Two people would interview you, a Wing Commander and a Squadron Leader. A Squadron
Leader came into the reception area and called my name. I went over to him and we left the area. He stopped outside an office and pointed at a
podium, telling me to place my educational certificates before him. If they were not in order I would be on my
way. Thankfully he accepted my
certificates and we went in to the interview room. I learned later that even the way they had
set the room out was planned. They had
plenty of room but I was sort of jammed in, again, psychologically putting me under
pressure.
They introduced themselves and explained that one would ask a
question while the other would take notes and they would take alternate turns. Off we went.
At one point I heard myself answer a question and was actually wondering
where the answer had come from. It
really was strange. They had asked me to
imagine that I was flying along and saw a submarine pulling away from a
dock. I had fired a missile at the
submarine and I had destroyed it. Two hundred
people had died as a result, how did I feel?

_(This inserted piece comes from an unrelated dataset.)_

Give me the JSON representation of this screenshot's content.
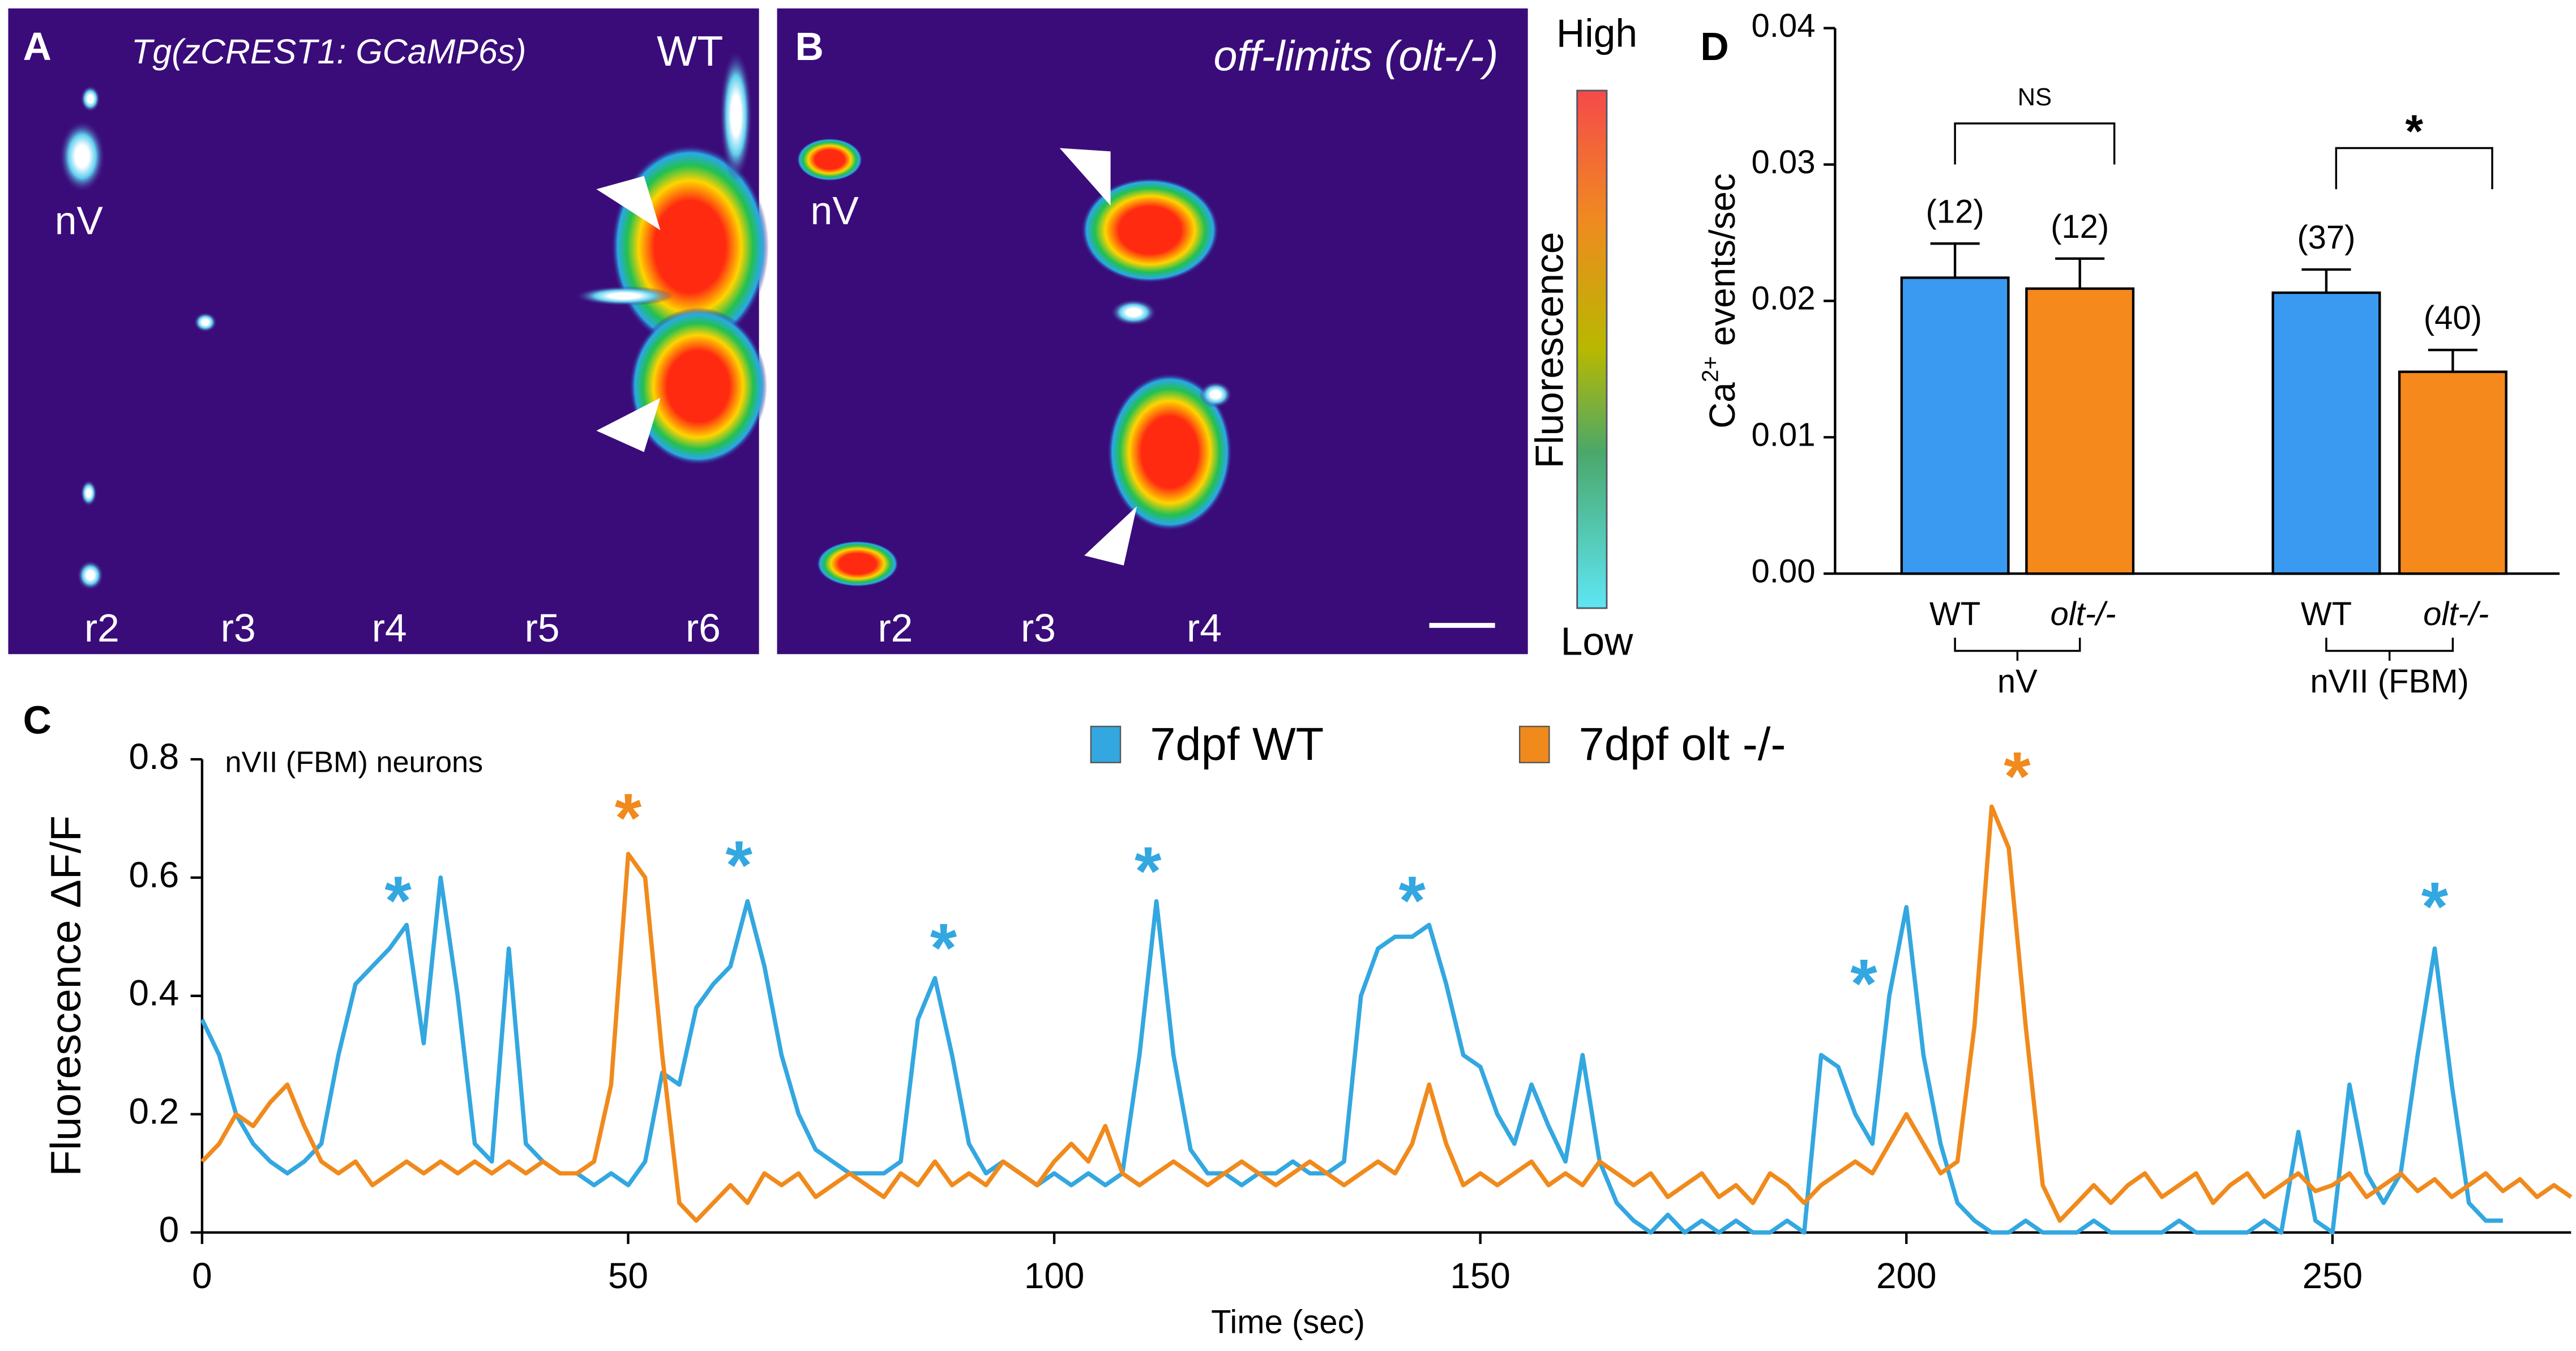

I said that I would probably feel positive, although was really thinking of the
line from Alice’s Restaurant, where he sings, “I wanna see blood, guts and gore
with veins in my teeth, I wanna kill!”
The next fellow then says, “Right, their air defence has
managed to hit you with a missile. You’ve
banged out and are floating down on your parachute. You can see three or four hundred people
coming towards your landing zone armed with pick axes and shovels, the relatives
of the sailor’s you have just killed. From
the other side, the local militia are racing toward your landing zone armed to
the teeth and they are not happy because you have just killed two hundred of
their friends. You have one pistol and twenty
rounds of ammunition. What are you going
to do?”
That’s when I heard myself say. “I would hope that the training I would have
received for such a situation would see me through.” I know I spent the next few moments wondering
where that answer had come from. Then
one of them asked, ‘Do you know what NATO is?’
‘Of course,” I laughed, adding. “I’m
in it.” “So what do the letters NATO
stand for?” Next to the question asking what
your name was, this had to be the easiest question ever. That’s when my brain froze.